Четверо боеспособных солдат – это было не густо для такого большого дота. Дежурили по двое; люки, ведущие к пулеметам, были все время открыты – немцы окопались рядом, в любую минуту они могли броситься на штурм. И хотя дни тянулись в тишине и покое, монотонные, усыпляющие, красноармейцев это ожидание не только не взвинчивало, но даже не нервировало. Пограничники – они привыкли к дозорной службе, они могли ждать столько, сколько бы потребовалось, и вполне вероятно, что продлись это хоть целый год, не было бы минуты, когда враг застал бы их врасплох.
В первый же день, когда стало ясно, что враг на какое-то время оставил их в покое, Тимофей объявил, что входит в силу устав гарнизонной и караульной службы; только один Чапа не понял, что это означает, и вечером получил взыскание за отсутствие чистого подворотничка. Затем Тимофей провел открытое комсомольское собрание, на повестке которого был один вопрос: о текущем моменте. Он объяснил временный успех противника на их участке внезапностью коварного нападения. Но долго это продолжаться не может. Красная Армия ответит ударом на удар и выметет врага со своей территории.

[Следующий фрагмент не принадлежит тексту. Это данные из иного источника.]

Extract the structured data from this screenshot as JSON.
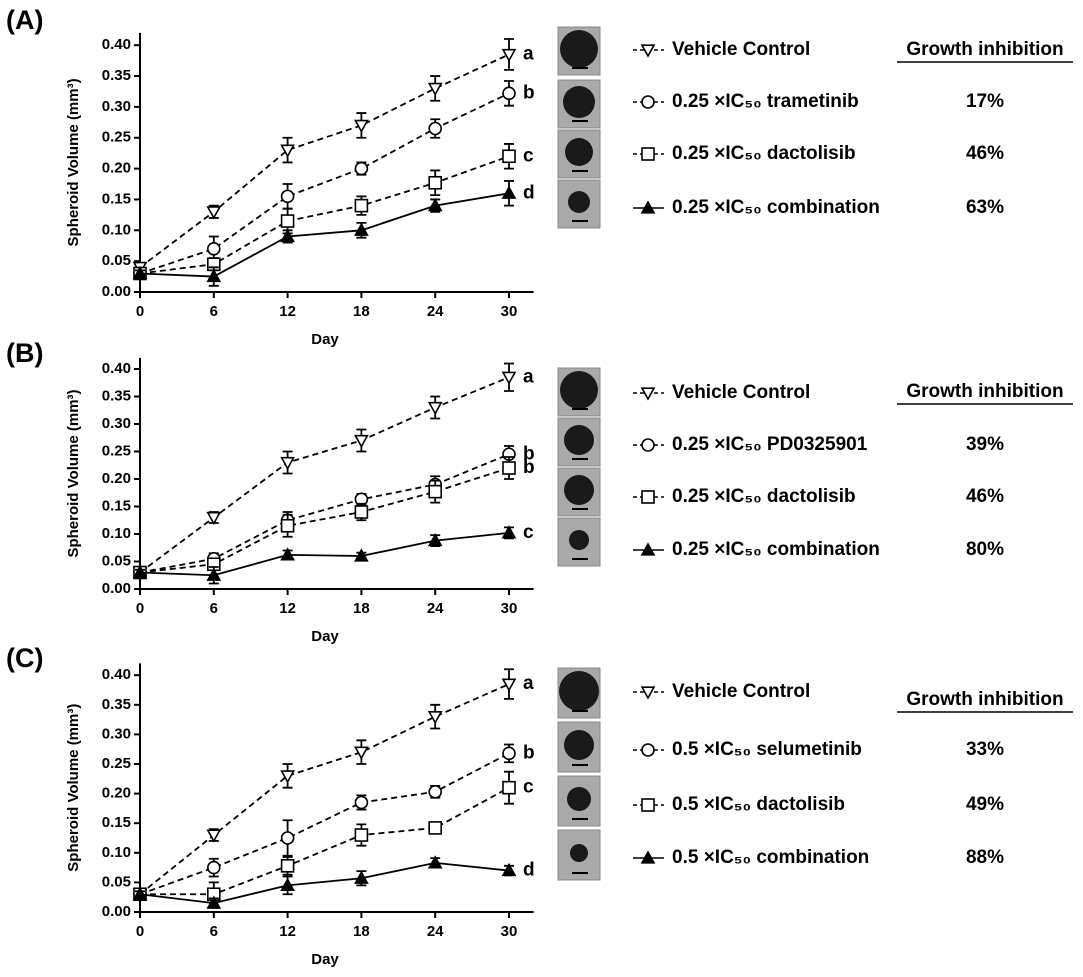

– Кроме того, у меня лично большие надежды на пролетариат Германии и покоренных ею стран, – сказал Тимофей. – Я считаю, они просто обязаны подняться против коричневой чумы. Из солидарности с нами.

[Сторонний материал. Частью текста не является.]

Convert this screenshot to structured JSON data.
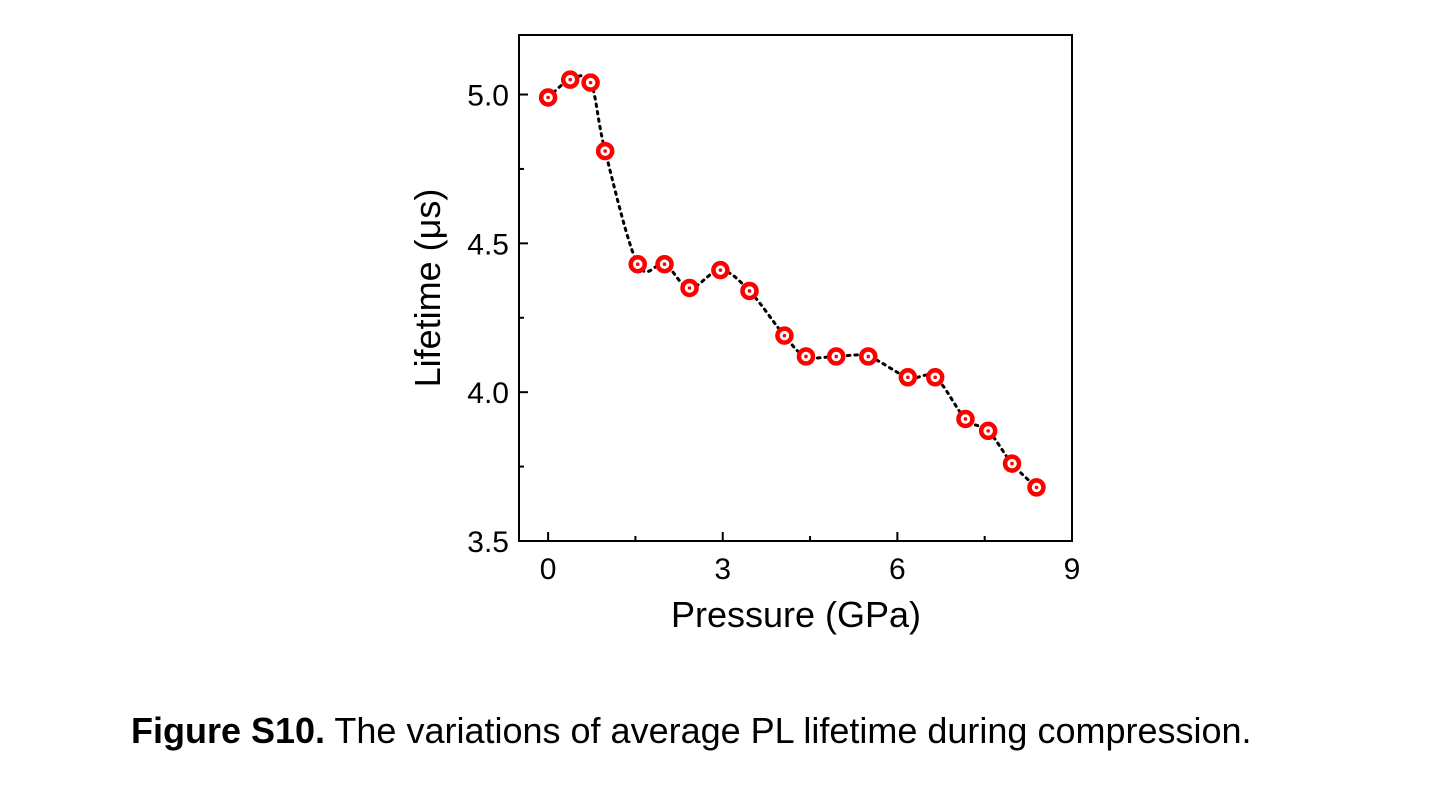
{
  "chart_data": {
    "type": "scatter",
    "xlabel": "Pressure (GPa)",
    "ylabel": "Lifetime (μs)",
    "xlim": [
      -0.5,
      9
    ],
    "ylim": [
      3.5,
      5.2
    ],
    "xticks": [
      0,
      3,
      6,
      9
    ],
    "xtick_labels": [
      "0",
      "3",
      "6",
      "9"
    ],
    "yticks": [
      3.5,
      4.0,
      4.5,
      5.0
    ],
    "ytick_labels": [
      "3.5",
      "4.0",
      "4.5",
      "5.0"
    ],
    "grid": false,
    "connector": "dotted",
    "marker_color": "#ff0000",
    "line_color": "#000000",
    "series": [
      {
        "x": [
          0.0,
          0.38,
          0.73,
          0.98,
          1.54,
          2.0,
          2.43,
          2.96,
          3.46,
          4.06,
          4.43,
          4.95,
          5.5,
          6.18,
          6.65,
          7.17,
          7.56,
          7.97,
          8.39
        ],
        "y": [
          4.99,
          5.05,
          5.04,
          4.81,
          4.43,
          4.43,
          4.35,
          4.41,
          4.34,
          4.19,
          4.12,
          4.12,
          4.12,
          4.05,
          4.05,
          3.91,
          3.87,
          3.76,
          3.68
        ]
      }
    ]
  },
  "caption": {
    "label": "Figure S10.",
    "text": " The variations of average PL lifetime during compression."
  }
}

Ремонт лаза к главному пулеметному гнезду не показался им обременительным: это было хоть какое-то да занятие. Все делалось на совесть: и арматура, и опалубка. Заливали бетон ночью. Поверх всего наложили столько камней, что уже одно это гарантировало безопасность, если не считать, конечно, прямых попаданий.
Подкоп они обнаружили быстро. Немцы сбрасывали вырытую землю в старицу. Делали они это в начале ночи. К рассвету муть оседала; во всяком случае, наверное, так казалось немцам. Но с высоты рыжее облако на фоне темной чистой воды было видно достаточно ясно. Вмешиваться прежде времени не имело смысла, каждый выигранный день Тимофей записывал в свой актив; но и слишком тянуть было рискованно. Он выжидал неделю, затем решил: ладно. На операцию пошли он и Страшных. Три фугасных снаряда они заложили у внутренней стенки блиндажа, от которого немцы копали свой ход. Над ними пограничники подвесили за кольцо противотанковую гранату, перекинув шнурок через специальную, изготовленную заранее из арматуры рогатку. Отползя на безопасное расстояние, они дернули шнурок. Взрыв потряс весь холм.

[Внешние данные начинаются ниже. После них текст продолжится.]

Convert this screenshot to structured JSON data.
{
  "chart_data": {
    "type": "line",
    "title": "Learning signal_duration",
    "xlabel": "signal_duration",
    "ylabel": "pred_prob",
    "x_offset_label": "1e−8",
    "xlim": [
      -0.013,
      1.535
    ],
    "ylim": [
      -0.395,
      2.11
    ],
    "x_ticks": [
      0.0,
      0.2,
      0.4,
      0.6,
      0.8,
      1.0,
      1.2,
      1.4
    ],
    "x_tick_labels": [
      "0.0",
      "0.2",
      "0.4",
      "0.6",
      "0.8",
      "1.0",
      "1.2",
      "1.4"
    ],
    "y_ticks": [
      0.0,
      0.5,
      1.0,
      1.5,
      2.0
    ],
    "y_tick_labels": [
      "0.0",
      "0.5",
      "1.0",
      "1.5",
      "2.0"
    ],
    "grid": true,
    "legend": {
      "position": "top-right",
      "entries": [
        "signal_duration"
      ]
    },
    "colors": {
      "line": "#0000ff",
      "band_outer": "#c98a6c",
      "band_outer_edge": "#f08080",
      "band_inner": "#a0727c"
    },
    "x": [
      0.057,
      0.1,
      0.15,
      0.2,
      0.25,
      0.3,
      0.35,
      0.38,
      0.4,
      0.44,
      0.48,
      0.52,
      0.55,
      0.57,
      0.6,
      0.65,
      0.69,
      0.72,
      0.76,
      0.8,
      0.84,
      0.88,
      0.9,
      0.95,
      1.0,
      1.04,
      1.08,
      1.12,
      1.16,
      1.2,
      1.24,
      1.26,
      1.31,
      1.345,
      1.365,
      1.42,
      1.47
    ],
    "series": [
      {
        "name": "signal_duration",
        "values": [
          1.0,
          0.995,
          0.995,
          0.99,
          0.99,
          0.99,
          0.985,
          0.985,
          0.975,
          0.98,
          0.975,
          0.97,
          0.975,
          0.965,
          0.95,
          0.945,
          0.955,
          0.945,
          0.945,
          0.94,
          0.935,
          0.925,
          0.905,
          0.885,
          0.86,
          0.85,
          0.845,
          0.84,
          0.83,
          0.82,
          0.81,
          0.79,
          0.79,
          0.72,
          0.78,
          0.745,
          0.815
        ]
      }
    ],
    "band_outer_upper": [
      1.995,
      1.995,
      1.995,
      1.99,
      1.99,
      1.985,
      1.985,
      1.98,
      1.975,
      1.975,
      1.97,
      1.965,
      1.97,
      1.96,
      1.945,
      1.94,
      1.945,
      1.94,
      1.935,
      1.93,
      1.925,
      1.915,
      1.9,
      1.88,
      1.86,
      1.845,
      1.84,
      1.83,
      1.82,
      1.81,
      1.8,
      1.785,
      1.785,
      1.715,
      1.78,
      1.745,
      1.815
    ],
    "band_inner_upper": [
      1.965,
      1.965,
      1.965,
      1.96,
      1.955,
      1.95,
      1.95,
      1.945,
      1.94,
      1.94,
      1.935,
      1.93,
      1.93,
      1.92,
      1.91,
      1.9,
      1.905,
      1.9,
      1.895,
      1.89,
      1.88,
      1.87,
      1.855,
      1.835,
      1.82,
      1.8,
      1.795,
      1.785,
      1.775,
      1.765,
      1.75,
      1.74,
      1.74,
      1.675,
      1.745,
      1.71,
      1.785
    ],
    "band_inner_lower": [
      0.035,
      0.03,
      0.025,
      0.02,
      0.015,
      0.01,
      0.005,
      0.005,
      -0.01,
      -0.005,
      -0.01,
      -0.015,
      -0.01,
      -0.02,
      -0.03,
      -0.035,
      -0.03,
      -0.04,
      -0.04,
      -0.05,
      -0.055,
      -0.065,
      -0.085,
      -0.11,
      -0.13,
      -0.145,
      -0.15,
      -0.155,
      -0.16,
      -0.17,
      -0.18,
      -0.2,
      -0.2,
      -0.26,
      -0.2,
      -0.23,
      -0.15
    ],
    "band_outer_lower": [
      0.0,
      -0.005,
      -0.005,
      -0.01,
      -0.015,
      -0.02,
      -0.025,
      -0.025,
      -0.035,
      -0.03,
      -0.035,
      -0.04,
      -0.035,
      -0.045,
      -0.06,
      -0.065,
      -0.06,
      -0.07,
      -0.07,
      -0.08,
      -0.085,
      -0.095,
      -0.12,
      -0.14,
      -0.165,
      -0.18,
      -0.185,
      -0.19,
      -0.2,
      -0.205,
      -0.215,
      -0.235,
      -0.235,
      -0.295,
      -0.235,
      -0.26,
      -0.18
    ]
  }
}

А следующей ночью они услышали далекую долгожданную канонаду. Ее приносило изредка и очень глухо. Под утро она исчезла, до вскоре стала слышна гораздо явственней и ближе. Потом замирала еще дважды – и вдруг пропала совсем. Ее не было всю вторую половину дня и всю ночь, а на рассвете пограничники увидели, что батальон снялся и отступает к горам. Немцы не рисковали выйти на шоссе; они пользовались каждой складкой местности, как укрытием. При хорошем обстреле это помогло бы мало, но Тимофей помнил, что осколочных снарядов у них осталось всего восемь штук, только на черный дань. «Живите, – решил он, – все равно вам далеко не удрать». Немцы перешли реку вброд и стали окапываться на том берегу, у входа в ущелье. Они спешили, но прошло еще несколько часов, прежде чем в доге услышали далекий рев моторов, а потом на востоке, перевалив горку, на шоссе появились три советских танка Т-26. Командир головной машины оглядывал долину в бинокль. Сначала его внимание привлекли брошенные немцами окопы, затем усеянный трупами холм и красный флаг над дотом. Вот уж чего, должно быть, он здесь никак не ожидал. Он заглянул внутрь танка и тотчас же рядом с ним появился второй, теперь они оба глядели на дот и на красноармейцев, которые сидели на куполе дота и кричали «ура!».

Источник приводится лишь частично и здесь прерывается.